I've never looked at Julia Child's cookbook, but if it's anything like this one, I would die of boredom doing recipe after recipe. I'm not as charming as Julie Powell, so there's no way you're going to enjoy reading about me making baked potatoes and boiling eggs for 365 days. Best find a different way to become famous. I suppose I should let someone know I'm doing this blog, that way in the off chance I do become famous, you can say you got in on the ground floor.
I did take a quick look at Julie Powell's blog (see: juliepowellbooks.com). It's pretty good! It's refreshing to read a well-written piece of work. I only looked at for probably about as long as you're going to look at this, which means you might not even read this sentence!
It's 4am. Shall I dare make plans to cook something from Cook's The Best Make-Ahead Recipe? I love this book.
The World Doesn't Need Another Cooking Blog
Yes, it would be great to be picked up by some famous publishing company and turn my ramblings into a book, but the likelihood is low due to boundless competition.

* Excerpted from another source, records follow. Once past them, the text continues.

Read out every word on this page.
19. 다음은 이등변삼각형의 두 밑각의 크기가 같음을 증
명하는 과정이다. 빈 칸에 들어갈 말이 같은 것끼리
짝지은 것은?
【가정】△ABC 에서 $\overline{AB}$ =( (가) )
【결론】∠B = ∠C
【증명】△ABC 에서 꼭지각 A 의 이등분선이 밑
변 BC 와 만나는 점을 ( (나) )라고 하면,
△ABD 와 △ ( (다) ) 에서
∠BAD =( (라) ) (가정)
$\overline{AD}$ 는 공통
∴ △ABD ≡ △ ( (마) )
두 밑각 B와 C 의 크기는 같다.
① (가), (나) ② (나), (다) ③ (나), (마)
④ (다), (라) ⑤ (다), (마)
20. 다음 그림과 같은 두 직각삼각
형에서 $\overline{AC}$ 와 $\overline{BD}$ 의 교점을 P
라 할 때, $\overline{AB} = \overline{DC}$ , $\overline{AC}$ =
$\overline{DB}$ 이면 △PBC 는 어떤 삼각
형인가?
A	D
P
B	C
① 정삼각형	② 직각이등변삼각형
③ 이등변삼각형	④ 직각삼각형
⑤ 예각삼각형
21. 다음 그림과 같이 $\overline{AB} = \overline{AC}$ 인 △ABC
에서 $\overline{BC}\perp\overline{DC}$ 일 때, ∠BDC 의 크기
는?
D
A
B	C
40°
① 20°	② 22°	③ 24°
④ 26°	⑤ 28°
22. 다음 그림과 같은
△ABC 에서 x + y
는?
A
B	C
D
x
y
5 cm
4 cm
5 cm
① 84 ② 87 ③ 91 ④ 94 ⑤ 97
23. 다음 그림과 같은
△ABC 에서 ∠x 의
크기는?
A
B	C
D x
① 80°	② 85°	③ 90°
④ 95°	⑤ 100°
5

For example, this was going to the "3am Chef," but there is already a 3am chef. In fact, I will doubtfully be preparing any food at 2am or 3am, but it's a good time to write when I can't sleep.
With this blog, I hope to document the process of recipe perfection. Some of this could involve:
1. Eating something in a restaurant and trying to copy it at home.
2. Taking a recipe from my family or family friends and copying it or improving on it.
3. Trying to make something that you have suggested and turning it into a project.
This could all change, of course.
While Cook's magazine has a test kitchen and a number of seasoned and educated chefs to work out there recipes, I have me and my spiffy new digital camera. I'll use an electric stove because that's what I've got at my disposal. That is, until I become rich because you can't keep your eyes off this blog.
Though your regular readership would stroke my ego greatly, it doesn't really matter if you read this or not. I'll try to stay on task, and if I delve into something else, I'll try to preface it with adequate warning.